Code for David Belanger and Sham Kakade "A Linear Dynamical System Model For Text." ICML 2015.
-
As is standard in many NLP applications, you'll have to convert all of your words to ints, and keep a file with the word-to-index mapping somewhere. This needs to be done in a separate script.
-
Convert your text data into a list of Matlab .mat files, where each .mat file contains a lot of text (potentially for many documents concatenated together). The file should contain a single field, called 'ints' that's just a 1-dimensional array of ints. It's length will be the number of tokens observed.
-
Then, call:
getCoocurrenceAtLags(workingDir,id,V,filenameList)

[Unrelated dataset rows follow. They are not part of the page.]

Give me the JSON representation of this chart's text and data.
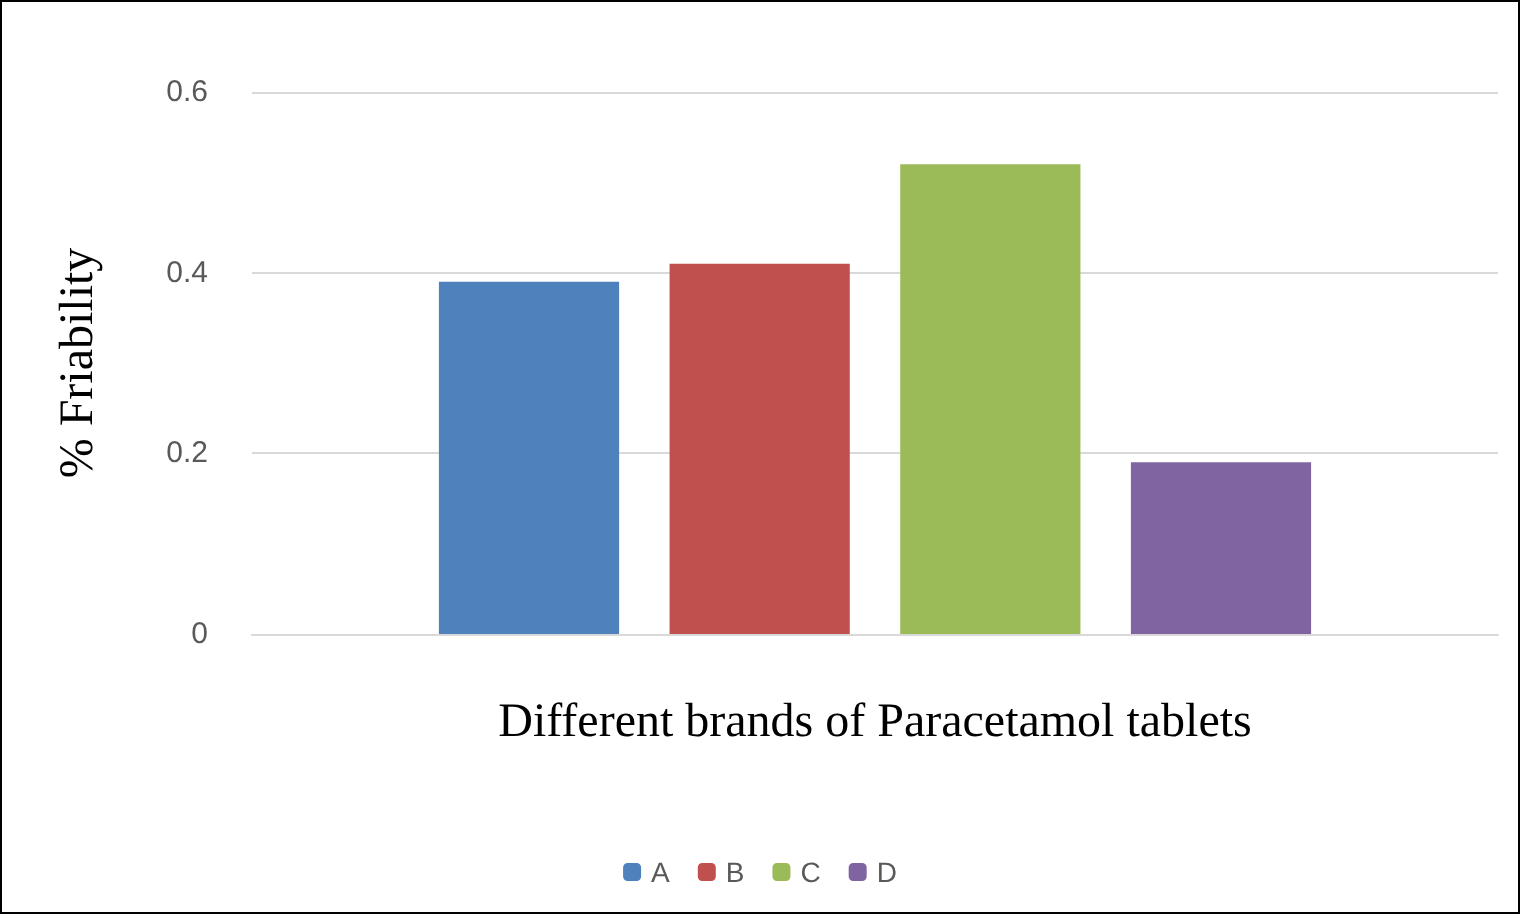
{
  "chart_data": {
    "type": "bar",
    "ylabel": "% Friability",
    "xlabel": "Different brands of Paracetamol tablets",
    "categories": [
      null
    ],
    "series": [
      {
        "name": "A",
        "color": "#4f81bd",
        "values": [
          0.39
        ]
      },
      {
        "name": "B",
        "color": "#c0504d",
        "values": [
          0.41
        ]
      },
      {
        "name": "C",
        "color": "#9bbb59",
        "values": [
          0.52
        ]
      },
      {
        "name": "D",
        "color": "#8064a2",
        "values": [
          0.19
        ]
      }
    ],
    "ylim": [
      0,
      0.6
    ],
    "yticks": [
      0,
      0.2,
      0.4,
      0.6
    ],
    "grid": "y",
    "legend": "bottom"
  }
}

workingDir is where to write output data to.
id is a name for the dataset.
V is the size of the vocabulary.
filenameList is a list of the files made in step (2).
- Then, call
getWhitenedCoocurrenceAtLags(dataDir,kappa)
kappa is a smoothing term for whitening the data. It should be interpreted as a pseudocount for each word.
- The main function for training is learn_word_lds.m
You'll specify the path to where the data was generated in (4) as the 'datasetname' argument.
- Use Evaluation/onehot_Steady_State_KF.m to perform likelihood computation, filtering, and smoothing on held-out data. The 'y_' argument is a 1d dense array of int ids for the words. If you have a multi-sentence document, either concatenate all sentences together or call this function once for every sentence. In our experiments, we did the former.